Ableitungen aus den Evaluationsergebnissen

8. Wie gut wird das eigenverantwortliche Selbststudium unterstützt und begleitet?

b) Verhältnis von Selbst- und Fremdsteuerung
Das Selbststudium soll das eigenverantwortliche Lernen der Studierenden fördern. Das heißt nicht, dass es der Selbstständigkeit der Studierenden allein überlassen sein sollte. Besonders in den ersten Semestern ist häufig eine gewisse Steuerung durch die Lehrenden von Nöten. Es gilt, das richtige Maß an Zwang und Selbstständigkeit zu finden.

„Effektives Lernen erfordert die eigenständige, aktive Auseinandersetzung einer Person mit ihrer Umwelt und ist daher abhängig von der Bereitschaft der Lernenden zu einer solchen Interaktion“ (Reinmann, 2005). Diese Bereitschaft kann durch die Lehrenden nicht direkt gesteigert werden. So wie Lernen nicht durch Lehrer „gemacht“ werden kann.

Allerdings nehmen Hochschullehrer indirekt Einfluss auf die Motiviertheit der Studierenden. Sozialpsychologen untersuchen das Verhalten von Menschen in Abhängigkeit der Situation, in der Sie sich befinden.
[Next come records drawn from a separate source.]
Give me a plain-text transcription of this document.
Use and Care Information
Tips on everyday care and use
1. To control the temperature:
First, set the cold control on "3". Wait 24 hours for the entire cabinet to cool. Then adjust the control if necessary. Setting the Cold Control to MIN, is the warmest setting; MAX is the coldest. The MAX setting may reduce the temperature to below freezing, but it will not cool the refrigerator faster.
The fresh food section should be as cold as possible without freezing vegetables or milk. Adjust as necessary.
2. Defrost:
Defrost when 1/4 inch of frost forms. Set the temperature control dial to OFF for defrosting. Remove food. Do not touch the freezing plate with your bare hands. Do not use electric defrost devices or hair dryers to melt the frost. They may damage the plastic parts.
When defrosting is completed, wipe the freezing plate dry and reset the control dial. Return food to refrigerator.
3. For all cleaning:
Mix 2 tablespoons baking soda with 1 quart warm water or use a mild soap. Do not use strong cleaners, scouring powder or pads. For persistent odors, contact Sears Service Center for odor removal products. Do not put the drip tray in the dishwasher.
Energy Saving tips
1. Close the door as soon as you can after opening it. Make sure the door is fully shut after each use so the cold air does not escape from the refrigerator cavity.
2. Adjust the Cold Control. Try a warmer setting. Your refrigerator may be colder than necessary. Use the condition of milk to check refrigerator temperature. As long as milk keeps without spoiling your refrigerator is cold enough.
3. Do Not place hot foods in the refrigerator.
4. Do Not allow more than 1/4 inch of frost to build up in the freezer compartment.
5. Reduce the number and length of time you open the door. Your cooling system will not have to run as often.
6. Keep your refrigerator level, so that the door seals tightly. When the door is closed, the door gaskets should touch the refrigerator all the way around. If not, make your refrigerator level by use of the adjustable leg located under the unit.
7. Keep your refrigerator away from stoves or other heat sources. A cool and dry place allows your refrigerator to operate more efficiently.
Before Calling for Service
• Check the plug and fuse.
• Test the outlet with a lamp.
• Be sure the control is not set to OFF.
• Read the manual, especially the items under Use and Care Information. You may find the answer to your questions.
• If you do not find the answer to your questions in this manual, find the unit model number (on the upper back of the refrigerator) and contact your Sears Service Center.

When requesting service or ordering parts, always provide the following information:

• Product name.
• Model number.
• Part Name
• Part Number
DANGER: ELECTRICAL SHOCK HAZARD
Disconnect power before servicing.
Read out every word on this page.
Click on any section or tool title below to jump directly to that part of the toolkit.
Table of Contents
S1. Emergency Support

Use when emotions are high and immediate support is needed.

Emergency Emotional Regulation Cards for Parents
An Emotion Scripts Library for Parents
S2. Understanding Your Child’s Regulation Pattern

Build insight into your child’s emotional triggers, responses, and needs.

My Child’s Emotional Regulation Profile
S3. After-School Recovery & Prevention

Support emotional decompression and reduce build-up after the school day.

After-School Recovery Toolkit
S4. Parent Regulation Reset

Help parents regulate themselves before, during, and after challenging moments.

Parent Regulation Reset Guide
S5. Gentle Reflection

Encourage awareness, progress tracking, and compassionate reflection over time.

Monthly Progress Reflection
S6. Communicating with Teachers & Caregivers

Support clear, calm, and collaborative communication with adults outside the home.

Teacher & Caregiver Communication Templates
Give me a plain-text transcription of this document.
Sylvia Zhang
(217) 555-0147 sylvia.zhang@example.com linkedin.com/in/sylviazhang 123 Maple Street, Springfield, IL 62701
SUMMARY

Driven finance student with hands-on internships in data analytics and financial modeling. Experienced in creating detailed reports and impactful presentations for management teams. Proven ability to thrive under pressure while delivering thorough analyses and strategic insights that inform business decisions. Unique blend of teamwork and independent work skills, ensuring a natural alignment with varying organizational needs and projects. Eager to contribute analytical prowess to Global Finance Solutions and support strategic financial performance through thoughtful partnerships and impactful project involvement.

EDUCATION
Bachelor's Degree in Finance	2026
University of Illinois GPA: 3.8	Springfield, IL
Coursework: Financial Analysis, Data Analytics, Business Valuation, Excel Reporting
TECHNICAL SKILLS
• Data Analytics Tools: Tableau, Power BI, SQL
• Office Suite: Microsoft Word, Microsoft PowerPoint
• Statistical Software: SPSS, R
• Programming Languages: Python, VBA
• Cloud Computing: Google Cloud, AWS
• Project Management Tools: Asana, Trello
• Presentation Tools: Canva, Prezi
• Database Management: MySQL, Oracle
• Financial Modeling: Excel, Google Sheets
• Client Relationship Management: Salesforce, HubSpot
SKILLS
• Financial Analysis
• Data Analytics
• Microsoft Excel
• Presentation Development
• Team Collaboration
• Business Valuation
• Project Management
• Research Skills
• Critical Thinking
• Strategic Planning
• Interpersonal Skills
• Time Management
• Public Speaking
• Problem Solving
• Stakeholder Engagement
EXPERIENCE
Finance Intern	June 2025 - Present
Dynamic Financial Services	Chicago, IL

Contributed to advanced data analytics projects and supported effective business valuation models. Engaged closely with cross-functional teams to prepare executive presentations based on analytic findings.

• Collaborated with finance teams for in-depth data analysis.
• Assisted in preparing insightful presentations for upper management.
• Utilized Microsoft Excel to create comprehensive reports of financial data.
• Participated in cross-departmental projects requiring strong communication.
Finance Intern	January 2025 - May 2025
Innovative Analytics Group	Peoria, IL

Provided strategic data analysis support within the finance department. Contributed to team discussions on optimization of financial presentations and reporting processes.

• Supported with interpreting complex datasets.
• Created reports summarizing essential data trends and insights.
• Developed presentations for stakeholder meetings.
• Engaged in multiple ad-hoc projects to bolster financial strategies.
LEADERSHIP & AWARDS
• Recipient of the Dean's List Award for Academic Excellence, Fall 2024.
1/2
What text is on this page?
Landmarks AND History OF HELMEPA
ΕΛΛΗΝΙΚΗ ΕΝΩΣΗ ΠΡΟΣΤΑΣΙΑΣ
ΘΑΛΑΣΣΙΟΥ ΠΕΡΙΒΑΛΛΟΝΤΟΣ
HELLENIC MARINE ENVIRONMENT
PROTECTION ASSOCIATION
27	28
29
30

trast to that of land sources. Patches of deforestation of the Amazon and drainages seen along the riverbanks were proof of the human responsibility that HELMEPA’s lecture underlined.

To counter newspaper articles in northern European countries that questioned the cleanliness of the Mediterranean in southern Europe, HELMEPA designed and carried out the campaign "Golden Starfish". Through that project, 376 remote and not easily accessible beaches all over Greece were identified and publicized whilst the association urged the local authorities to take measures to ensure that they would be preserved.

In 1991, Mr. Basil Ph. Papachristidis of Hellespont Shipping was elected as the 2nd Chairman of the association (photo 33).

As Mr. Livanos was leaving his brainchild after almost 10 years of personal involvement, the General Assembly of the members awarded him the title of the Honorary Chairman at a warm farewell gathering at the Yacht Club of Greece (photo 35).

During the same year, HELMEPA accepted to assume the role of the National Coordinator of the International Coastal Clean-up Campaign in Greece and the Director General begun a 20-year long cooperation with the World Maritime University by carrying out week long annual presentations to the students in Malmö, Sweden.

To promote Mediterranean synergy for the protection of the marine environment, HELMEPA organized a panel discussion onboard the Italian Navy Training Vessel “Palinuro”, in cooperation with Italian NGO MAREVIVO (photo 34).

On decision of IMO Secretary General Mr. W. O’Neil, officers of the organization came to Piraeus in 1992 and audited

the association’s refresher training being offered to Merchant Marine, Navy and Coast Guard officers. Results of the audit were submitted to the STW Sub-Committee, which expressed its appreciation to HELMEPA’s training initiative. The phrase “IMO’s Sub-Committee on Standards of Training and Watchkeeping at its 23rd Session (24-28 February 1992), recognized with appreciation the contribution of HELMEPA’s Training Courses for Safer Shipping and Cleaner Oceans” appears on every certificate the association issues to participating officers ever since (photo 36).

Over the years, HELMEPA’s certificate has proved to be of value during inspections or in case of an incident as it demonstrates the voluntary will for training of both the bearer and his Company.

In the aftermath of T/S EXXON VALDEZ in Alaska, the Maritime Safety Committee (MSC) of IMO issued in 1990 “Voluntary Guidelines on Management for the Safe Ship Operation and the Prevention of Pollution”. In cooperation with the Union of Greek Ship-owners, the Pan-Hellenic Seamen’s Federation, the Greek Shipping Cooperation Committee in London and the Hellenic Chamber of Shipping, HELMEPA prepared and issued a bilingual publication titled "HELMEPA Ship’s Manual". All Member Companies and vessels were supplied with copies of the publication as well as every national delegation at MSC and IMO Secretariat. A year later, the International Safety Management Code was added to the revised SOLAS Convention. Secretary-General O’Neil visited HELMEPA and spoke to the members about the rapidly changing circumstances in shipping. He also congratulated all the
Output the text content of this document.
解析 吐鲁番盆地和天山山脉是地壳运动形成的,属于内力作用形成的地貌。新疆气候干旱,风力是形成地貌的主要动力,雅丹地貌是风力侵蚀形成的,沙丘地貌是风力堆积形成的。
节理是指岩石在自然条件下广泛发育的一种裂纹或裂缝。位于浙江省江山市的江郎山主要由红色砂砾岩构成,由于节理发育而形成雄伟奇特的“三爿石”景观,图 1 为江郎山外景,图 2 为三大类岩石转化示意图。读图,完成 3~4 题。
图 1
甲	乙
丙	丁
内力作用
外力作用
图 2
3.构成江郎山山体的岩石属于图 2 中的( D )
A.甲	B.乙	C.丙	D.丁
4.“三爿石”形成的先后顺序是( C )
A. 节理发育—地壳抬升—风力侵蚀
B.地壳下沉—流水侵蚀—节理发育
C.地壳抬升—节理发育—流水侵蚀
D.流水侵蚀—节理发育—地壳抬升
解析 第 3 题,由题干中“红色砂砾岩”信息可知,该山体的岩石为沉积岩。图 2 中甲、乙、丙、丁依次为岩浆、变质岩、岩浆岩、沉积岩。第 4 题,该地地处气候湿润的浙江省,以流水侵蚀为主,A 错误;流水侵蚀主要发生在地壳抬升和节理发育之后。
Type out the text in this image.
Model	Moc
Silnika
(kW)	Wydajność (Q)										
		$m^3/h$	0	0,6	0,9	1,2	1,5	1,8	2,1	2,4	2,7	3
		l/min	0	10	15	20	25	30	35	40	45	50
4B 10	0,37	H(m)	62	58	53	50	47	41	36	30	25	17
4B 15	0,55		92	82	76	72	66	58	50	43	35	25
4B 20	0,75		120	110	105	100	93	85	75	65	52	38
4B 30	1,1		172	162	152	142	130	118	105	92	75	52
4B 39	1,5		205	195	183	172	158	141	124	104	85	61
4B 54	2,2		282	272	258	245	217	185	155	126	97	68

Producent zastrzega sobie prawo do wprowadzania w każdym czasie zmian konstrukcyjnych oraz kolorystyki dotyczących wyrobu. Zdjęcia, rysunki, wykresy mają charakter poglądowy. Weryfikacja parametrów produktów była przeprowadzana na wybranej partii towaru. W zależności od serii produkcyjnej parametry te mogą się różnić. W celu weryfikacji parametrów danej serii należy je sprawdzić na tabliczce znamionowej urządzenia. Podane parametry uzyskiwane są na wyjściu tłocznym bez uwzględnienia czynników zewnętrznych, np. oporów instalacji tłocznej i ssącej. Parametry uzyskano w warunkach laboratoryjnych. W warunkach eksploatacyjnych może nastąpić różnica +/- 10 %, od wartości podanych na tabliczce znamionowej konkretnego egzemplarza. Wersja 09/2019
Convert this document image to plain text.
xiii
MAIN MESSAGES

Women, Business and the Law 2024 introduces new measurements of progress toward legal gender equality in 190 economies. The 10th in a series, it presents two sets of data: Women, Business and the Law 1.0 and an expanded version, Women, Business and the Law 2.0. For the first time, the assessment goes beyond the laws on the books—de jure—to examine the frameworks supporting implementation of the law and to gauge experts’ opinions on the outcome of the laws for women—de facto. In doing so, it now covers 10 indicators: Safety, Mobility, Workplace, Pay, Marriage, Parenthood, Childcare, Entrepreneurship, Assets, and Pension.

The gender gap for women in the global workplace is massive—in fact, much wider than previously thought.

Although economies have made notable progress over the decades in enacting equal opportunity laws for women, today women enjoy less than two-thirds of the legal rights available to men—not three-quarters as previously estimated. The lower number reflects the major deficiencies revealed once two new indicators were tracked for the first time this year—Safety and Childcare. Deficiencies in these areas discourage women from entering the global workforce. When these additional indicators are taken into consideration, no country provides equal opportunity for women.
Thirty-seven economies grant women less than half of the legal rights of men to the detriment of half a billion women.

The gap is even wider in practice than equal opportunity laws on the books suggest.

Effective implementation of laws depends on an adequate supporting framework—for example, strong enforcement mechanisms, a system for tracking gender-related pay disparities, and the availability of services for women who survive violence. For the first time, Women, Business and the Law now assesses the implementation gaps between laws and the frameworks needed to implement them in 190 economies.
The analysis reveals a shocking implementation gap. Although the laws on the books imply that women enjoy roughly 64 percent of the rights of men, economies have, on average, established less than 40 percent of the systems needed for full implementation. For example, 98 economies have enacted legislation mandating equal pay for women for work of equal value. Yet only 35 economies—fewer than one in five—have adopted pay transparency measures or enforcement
Dabei fällt auf, dass Persönlichkeitsmerkmale situativ aktiviert werden. Ein aktiviertes Selbst wird in Abhängigkeit der Situation gezeigt. „Der soziale Kontext beeinflusst, wer Sie sind, wie Sie denken und was Sie tun“ (Fine, 2012). Im alltäglichen Umgang wird das Verhalten von Menschen tendenziell jedoch der Art und Weise, „wie sie sind“ zugeschrieben und nicht der Situation, in der sie sich befinden. LEE ROSS (1977) beschrieb diesen Effekt als fundamentale Attributionsfehler. Studierende „sind“ demzufolge nicht faul. Studierende „zeigen“ in gewissen Situationen häufiger nachlässiges Verhalten. Möchten Sie auf das Lernverhalten der Studierenden außerhalb der Präsenzveranstaltungen Einfluss nehmen, sollten Sie versuchen, durch das Setzen von Rahmenbedingungen und Anreizen die Situationen zu modifizieren, in denen die Vor- und Nachbereitungen erfolgen.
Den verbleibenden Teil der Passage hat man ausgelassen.